The donor must ensure that the name of consignee is identical in both deed of donation and shipping documents. More importantly, the donor must see to it that the donated shipment contains only the items in the packing list. These measures will avoid cause for problems in the processing of the donation. The donor must send in advance copies of the required documents to the recipient to allow a lead time in requesting pertinent agencies for duty-free endorsements/ clearances. The donor may send advance copies of the aforementioned documents to the CFO through the Philippine Embassy/ Consulate for purposes of coordination. The original documents should be received by the beneficiary or consignee not later than the date of arrival of the shipment in the Philippines.
Upon receipt of the advance copies of required documents from the donor, the recipient will be advised to coordinate with appropriate agencies and submit required documents. The recipient must monitor the arrival of the shipment by coordinating with the shipping by coordinating with the shipping agency. The shipping agency will usually send an arrival notice to the consignee. Processing of Donations
Upon receipt of the request of the consignee for duty-free importation, the agency concerned (DSWD, DECS, or NEDA) will recommend to the Department of Finance (DOF) that the importation be exempted from customs duties, if deemed meritorious. These agencies can also recommend denial of the request for exemption from duties and taxes if the donation does not satisfy the policy guidelines in the applicable rules and regulations. The maximum processing time of requests for duty-free importation is about 2-3 working days.
Upon endorsement of the appropriate agency for duty-free certification, the DOF will issue a clearance and will forward this document to the Central Records Division, Bureau of Customs (BOC) through its official messenger. A duplicate copy of the DOF clearance may be obtained by the consignee from DOF.
The Tax Exempt Division of the BOC will endorse the release of donation and will forward this document to the Informal Entry Division of the BOC district office concerned (South Harbor, MIPC, NAIA, etc.) The Informal Entry Division checks/ verifies, appraises and examines the donated shipment.

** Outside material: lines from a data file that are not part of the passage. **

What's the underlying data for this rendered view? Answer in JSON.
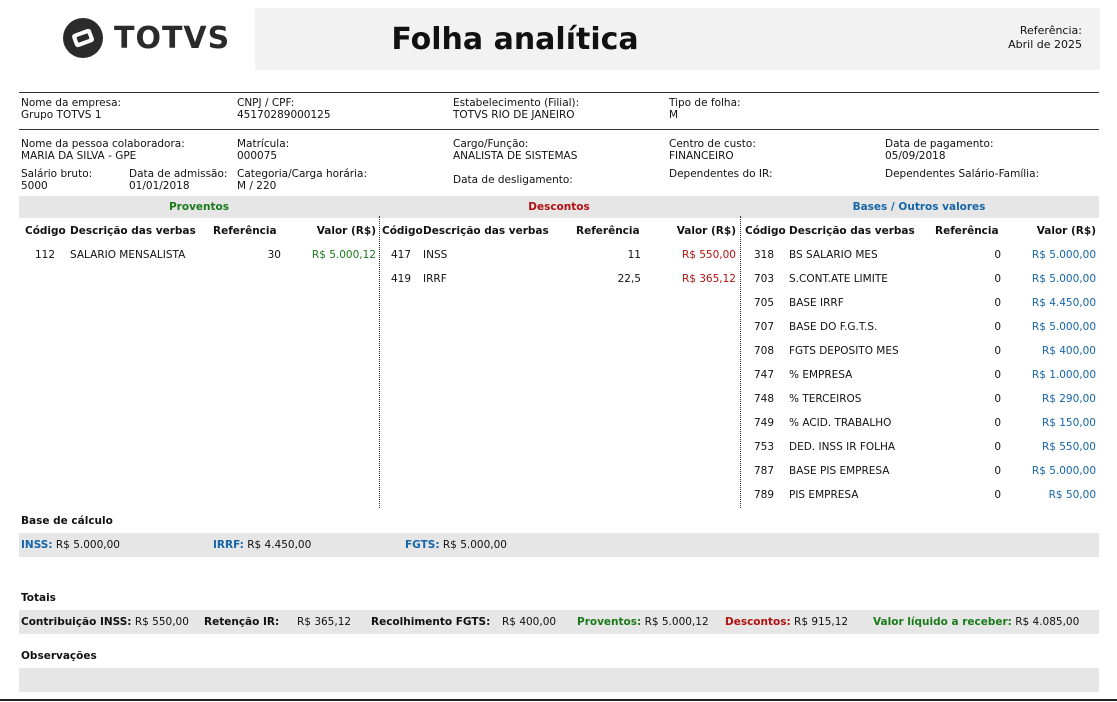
{
  "header": {
    "logo_text": "TOTVS",
    "title": "Folha analítica",
    "ref_label": "Referência:",
    "ref_value": "Abril de 2025"
  },
  "company": {
    "name_label": "Nome da empresa:",
    "name": "Grupo TOTVS 1",
    "cnpj_label": "CNPJ / CPF:",
    "cnpj": "45170289000125",
    "estab_label": "Estabelecimento (Filial):",
    "estab": "TOTVS RIO DE JANEIRO",
    "tipo_label": "Tipo de folha:",
    "tipo": "M"
  },
  "employee": {
    "name_label": "Nome da pessoa colaboradora:",
    "name": "MARIA DA SILVA - GPE",
    "matricula_label": "Matrícula:",
    "matricula": "000075",
    "cargo_label": "Cargo/Função:",
    "cargo": "ANALISTA DE SISTEMAS",
    "centro_label": "Centro de custo:",
    "centro": "FINANCEIRO",
    "pagamento_label": "Data de pagamento:",
    "pagamento": "05/09/2018",
    "salario_label": "Salário bruto:",
    "salario": "5000",
    "admissao_label": "Data de admissão:",
    "admissao": "01/01/2018",
    "categoria_label": "Categoria/Carga horária:",
    "categoria": "M / 220",
    "desligamento_label": "Data de desligamento:",
    "dep_ir_label": "Dependentes do IR:",
    "dep_sf_label": "Dependentes Salário-Família:"
  },
  "sections": {
    "proventos": "Proventos",
    "descontos": "Descontos",
    "bases": "Bases / Outros valores"
  },
  "columns": {
    "codigo": "Código",
    "descricao": "Descrição das verbas",
    "referencia": "Referência",
    "valor": "Valor (R$)"
  },
  "proventos": [
    {
      "codigo": "112",
      "descricao": "SALARIO MENSALISTA",
      "referencia": "30",
      "valor": "R$ 5.000,12"
    }
  ],
  "descontos": [
    {
      "codigo": "417",
      "descricao": "INSS",
      "referencia": "11",
      "valor": "R$ 550,00"
    },
    {
      "codigo": "419",
      "descricao": "IRRF",
      "referencia": "22,5",
      "valor": "R$ 365,12"
    }
  ],
  "bases": [
    {
      "codigo": "318",
      "descricao": "BS SALARIO MES",
      "referencia": "0",
      "valor": "R$ 5.000,00"
    },
    {
      "codigo": "703",
      "descricao": "S.CONT.ATE LIMITE",
      "referencia": "0",
      "valor": "R$ 5.000,00"
    },
    {
      "codigo": "705",
      "descricao": "BASE IRRF",
      "referencia": "0",
      "valor": "R$ 4.450,00"
    },
    {
      "codigo": "707",
      "descricao": "BASE DO F.G.T.S.",
      "referencia": "0",
      "valor": "R$ 5.000,00"
    },
    {
      "codigo": "708",
      "descricao": "FGTS DEPOSITO MES",
      "referencia": "0",
      "valor": "R$ 400,00"
    },
    {
      "codigo": "747",
      "descricao": "% EMPRESA",
      "referencia": "0",
      "valor": "R$ 1.000,00"
    },
    {
      "codigo": "748",
      "descricao": "% TERCEIROS",
      "referencia": "0",
      "valor": "R$ 290,00"
    },
    {
      "codigo": "749",
      "descricao": "% ACID. TRABALHO",
      "referencia": "0",
      "valor": "R$ 150,00"
    },
    {
      "codigo": "753",
      "descricao": "DED. INSS IR FOLHA",
      "referencia": "0",
      "valor": "R$ 550,00"
    },
    {
      "codigo": "787",
      "descricao": "BASE PIS EMPRESA",
      "referencia": "0",
      "valor": "R$ 5.000,00"
    },
    {
      "codigo": "789",
      "descricao": "PIS EMPRESA",
      "referencia": "0",
      "valor": "R$ 50,00"
    }
  ],
  "base_calculo": {
    "title": "Base de cálculo",
    "inss_label": "INSS:",
    "inss": "R$ 5.000,00",
    "irrf_label": "IRRF:",
    "irrf": "R$ 4.450,00",
    "fgts_label": "FGTS:",
    "fgts": "R$ 5.000,00"
  },
  "totais": {
    "title": "Totais",
    "contrib_label": "Contribuição INSS:",
    "contrib": "R$ 550,00",
    "retencao_label": "Retenção IR:",
    "retencao": "R$ 365,12",
    "recolh_label": "Recolhimento FGTS:",
    "recolh": "R$ 400,00",
    "proventos_label": "Proventos:",
    "proventos": "R$ 5.000,12",
    "descontos_label": "Descontos:",
    "descontos": "R$ 915,12",
    "liquido_label": "Valor líquido a receber:",
    "liquido": "R$ 4.085,00"
  },
  "observacoes": {
    "title": "Observações"
  },
  "colors": {
    "green": "#1a7a1a",
    "red": "#b01010",
    "blue": "#1565a8"
  }
}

After the consignee complies with all the documentation and pays the fees and charges (such as arrastre, wharfage, VAT, etc.), the Bureau of Customs will release the shipment to the consignee in the presence of representatives from DSWD and the Economic Intelligence and Investigation Bureau who will escort the donation to the designated warehouse of consignee.

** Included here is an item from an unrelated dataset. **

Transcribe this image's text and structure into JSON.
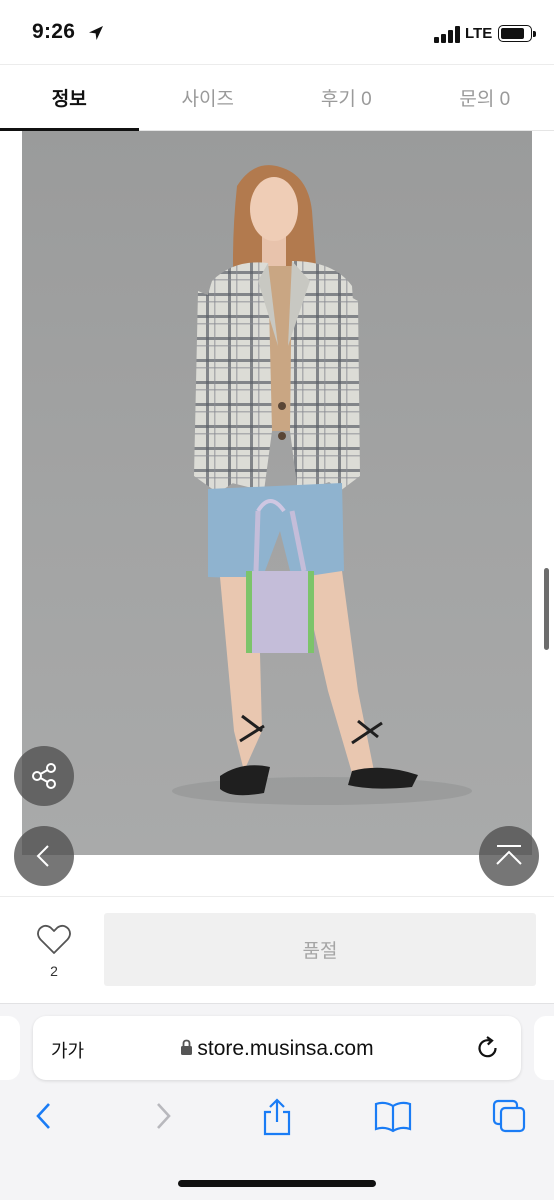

Processing of donations at the BOC usually takes two to three (2-3) working days (assuming all requirements are complied with). The recipient may also avail of the services of a brokerage firm in processing the release of the donated shipment. It should be noted that tax obligations on imported donations refer to two (2) government requirements namely:
a. Customs duty under the Tariff and Customs Code; and b. Internal revenue taxes (VAT) under the National Internal Revenue Code.
Further, the Customs Code provides that in order for articles to be exempted from customs duty, the donation must be for charitable purposes, i.e., relief goods. In the case of donated goods authorized under NEDA Guidelines, the nature of the articles being donated and the prospective donee thereof will be the determining factors in the grant of duty exemption. As a matter of procedure, NEDA would nonetheless recommend the proper action to take on importation of donations brought to its attention. Monitoring
Upon release at the Bureau of Customs, the recipient will conduct an inventory of the donated shipment. An inventory report will be a part of the documents to be submitted to the government agencies concerned and to the donor.
The CFO, upon the request of the Philippine Embassy/ Consulate or the donor, will prepare a monitoring report on the donation, and provide feedback to the donor on the utilization of donated resources.